Tuesday, February 24, 2009

On Scopes

Over the past several years I've come to have some opinions on scopes that are out of the mainstream. I like optics on some rifles, but the trend toward ever more complicated scopes baffles me. I'm a big fan of the Weaver brand of fixed-power scopes, like the K4 and K6. There's less to fiddle with, less to go wrong, less to worry about. They either work or they don't. Mostly, they work and work well for years.

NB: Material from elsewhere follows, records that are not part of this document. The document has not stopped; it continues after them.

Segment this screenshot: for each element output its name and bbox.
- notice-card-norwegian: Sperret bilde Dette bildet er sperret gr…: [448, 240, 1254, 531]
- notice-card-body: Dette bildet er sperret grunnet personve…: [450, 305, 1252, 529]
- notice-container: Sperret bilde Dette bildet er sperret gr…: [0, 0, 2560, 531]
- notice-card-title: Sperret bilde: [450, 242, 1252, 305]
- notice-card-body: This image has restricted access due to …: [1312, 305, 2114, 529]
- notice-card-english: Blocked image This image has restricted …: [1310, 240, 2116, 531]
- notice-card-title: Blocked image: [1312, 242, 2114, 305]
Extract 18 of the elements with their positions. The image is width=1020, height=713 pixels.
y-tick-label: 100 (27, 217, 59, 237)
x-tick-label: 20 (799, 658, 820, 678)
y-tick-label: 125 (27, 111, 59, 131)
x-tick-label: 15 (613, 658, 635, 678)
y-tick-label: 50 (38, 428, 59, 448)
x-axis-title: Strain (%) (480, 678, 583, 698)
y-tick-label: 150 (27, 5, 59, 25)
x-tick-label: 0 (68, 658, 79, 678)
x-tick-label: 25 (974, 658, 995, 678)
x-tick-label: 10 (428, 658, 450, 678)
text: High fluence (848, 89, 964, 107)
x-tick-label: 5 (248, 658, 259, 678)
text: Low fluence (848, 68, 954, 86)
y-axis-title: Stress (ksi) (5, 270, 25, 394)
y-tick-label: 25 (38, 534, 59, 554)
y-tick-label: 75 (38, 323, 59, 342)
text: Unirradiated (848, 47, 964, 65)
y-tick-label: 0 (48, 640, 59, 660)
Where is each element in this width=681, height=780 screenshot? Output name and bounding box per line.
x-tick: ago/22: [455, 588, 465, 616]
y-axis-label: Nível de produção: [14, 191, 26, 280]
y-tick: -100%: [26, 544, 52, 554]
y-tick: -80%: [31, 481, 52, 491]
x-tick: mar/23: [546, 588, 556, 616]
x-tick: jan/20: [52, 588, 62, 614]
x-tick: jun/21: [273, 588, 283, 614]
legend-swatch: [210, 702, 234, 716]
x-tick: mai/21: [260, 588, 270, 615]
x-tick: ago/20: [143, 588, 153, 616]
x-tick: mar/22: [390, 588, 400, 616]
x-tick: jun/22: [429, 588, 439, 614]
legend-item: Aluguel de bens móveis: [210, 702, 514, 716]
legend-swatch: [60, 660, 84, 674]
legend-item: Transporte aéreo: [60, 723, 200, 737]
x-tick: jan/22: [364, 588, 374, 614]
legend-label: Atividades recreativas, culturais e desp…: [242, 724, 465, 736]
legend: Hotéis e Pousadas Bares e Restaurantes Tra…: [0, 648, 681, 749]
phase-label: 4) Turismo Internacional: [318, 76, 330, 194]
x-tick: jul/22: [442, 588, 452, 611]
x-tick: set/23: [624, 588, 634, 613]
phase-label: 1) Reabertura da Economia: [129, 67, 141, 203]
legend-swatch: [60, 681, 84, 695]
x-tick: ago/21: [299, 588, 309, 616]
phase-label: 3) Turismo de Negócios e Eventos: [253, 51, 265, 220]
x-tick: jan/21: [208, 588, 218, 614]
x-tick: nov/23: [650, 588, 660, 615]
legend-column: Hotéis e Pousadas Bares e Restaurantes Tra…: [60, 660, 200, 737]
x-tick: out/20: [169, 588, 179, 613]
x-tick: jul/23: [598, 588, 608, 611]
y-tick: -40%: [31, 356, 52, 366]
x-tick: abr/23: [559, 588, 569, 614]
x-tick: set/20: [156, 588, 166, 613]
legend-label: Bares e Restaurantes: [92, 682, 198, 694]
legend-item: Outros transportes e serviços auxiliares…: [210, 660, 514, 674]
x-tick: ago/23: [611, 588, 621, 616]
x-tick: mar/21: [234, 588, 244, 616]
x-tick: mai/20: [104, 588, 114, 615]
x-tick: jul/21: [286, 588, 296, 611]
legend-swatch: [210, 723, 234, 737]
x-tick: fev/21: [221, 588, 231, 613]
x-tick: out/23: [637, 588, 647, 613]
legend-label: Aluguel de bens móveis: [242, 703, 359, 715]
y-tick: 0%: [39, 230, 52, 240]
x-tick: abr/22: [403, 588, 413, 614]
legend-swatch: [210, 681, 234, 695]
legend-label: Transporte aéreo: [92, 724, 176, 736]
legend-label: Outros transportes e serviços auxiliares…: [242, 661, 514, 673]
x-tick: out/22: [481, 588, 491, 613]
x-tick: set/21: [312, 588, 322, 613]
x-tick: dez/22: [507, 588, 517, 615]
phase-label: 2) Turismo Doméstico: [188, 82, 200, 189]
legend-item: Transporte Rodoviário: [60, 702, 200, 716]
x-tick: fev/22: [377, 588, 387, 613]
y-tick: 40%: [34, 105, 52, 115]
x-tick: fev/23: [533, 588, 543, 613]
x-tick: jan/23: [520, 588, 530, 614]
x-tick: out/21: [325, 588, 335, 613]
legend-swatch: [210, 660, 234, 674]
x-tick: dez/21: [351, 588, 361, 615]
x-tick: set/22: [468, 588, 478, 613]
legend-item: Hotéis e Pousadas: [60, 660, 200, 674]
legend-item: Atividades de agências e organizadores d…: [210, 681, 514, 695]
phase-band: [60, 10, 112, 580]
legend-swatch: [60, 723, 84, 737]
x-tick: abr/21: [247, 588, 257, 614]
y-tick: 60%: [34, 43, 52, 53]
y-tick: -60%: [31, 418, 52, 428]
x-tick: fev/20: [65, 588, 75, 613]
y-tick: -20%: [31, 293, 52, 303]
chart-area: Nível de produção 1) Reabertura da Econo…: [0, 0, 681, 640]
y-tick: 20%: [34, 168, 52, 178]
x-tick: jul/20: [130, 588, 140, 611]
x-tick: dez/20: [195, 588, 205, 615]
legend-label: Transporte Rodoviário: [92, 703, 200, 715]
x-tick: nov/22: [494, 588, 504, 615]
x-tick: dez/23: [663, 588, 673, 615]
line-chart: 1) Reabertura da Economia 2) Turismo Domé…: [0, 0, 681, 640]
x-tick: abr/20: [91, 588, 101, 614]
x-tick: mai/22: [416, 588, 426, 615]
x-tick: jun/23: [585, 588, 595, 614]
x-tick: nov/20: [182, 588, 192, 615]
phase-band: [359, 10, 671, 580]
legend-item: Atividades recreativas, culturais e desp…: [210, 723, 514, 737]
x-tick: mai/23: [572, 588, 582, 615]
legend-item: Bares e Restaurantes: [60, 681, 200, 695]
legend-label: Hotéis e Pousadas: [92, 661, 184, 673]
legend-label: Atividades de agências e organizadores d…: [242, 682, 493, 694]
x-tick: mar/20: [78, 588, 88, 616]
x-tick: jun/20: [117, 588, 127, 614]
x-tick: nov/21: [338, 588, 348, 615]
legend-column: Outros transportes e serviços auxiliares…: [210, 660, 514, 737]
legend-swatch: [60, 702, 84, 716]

So, I'm reading Field and Stream and I go over to Dave Petzal's blog and read what one of his correspondents has to say.
“In regard to optics I have had a lot of scope problems for a long, long time, regardless of make. When I’m asked what my favorite make of scope is, my reply is ‘I hate them all equally.' I have crippled and destroyed dozens and dozens of them. Between loose erector systems, separated lens elements, parallax adjustments going deep-six and flash dots blinking their last, I’m amazed we haven’t all gone back to Lyman 48s.

“Bum optics come in all shapes, right out of the factory box, usually within 50 rounds or after several hundred rounds, the latter being the worse case as it always happens when the client is standing in the middle of the Moyowosi Plain—or at the bench or a shooting editor.

“The one exception to this is the lowly fixed-power scope. I have a 3X that I’ve used for 30 years to break in rifles, and it’s probably survived 5,000 rounds of .375, .416, and .458 with never a hiccup. But the optics companies are giving the public what they think they need, which is variables. I understand it’s not easy to make a scope; that a lot of crap has to fit inside. But I am the guy who has to wring the whole mess out, and I don’t believe in Santa anymore. When asked to try out the latest optical marvel I feel like sitting in the corner and puking on my shoes.”
My feelings exactly.

That's not to say that I don't own variable scopes. I own variable scopes because what I want in a fixed power scope is hard to find or overly expensive. I believe that I could do all the shooting I want to do with a good fixed 10X, a good fixed 6X and a good fixed 4X.

I've got an old Burris 2.5X fixed power scope mounted on a Marlin 336 in .35 Remington. That scope was sighted in sometime about 1980 for the Remington 200 grain factory load. Today it still shoot true with that load. I reload for it now, but I've found a load that duplicates the factory fodder. At 100 yards, you can still cover the group with the edge of your fist.

My .30-06 carries a fixed power Weaver K6 and that has always been enough scope for that rifle.

I'm not saying that a high-dollar 12-36X variable doesn't have a place on a rifle. I'm saying that those are scopes for precision uses. I'd venture that there aren't a thousand people in the US who uses scopes like that. I don't see that I need to buy one.

I really wish that someone (Burris, Weaver, Swift! You listening?) would make a decent 10X fixed power scope and market it at about $250.00. I wager they'd sell a lot of them. I know I'd buy a couple.

2 comments:

Anonymous said...

I agree one hundred percent. It is quite difficult to find a fixed power scope. I think that it is in part because folks just don't realize what can be done with a relatively low power fixed tube. I always loved them but I had no way of convincing others that this was the case until I read a book by Carlos Hathcock. He did his 1,000 yard sniping with a 4-power Leupold. (Sure, it was attached to a .50 cal machine gun, but there you go).

Old NFO said...

All I have is fixed power... 2 of the 10x variety, one 4x and one 2.5x. Granted, my 10X are not cheap, but they have been fired with over 1000 times without falling apart.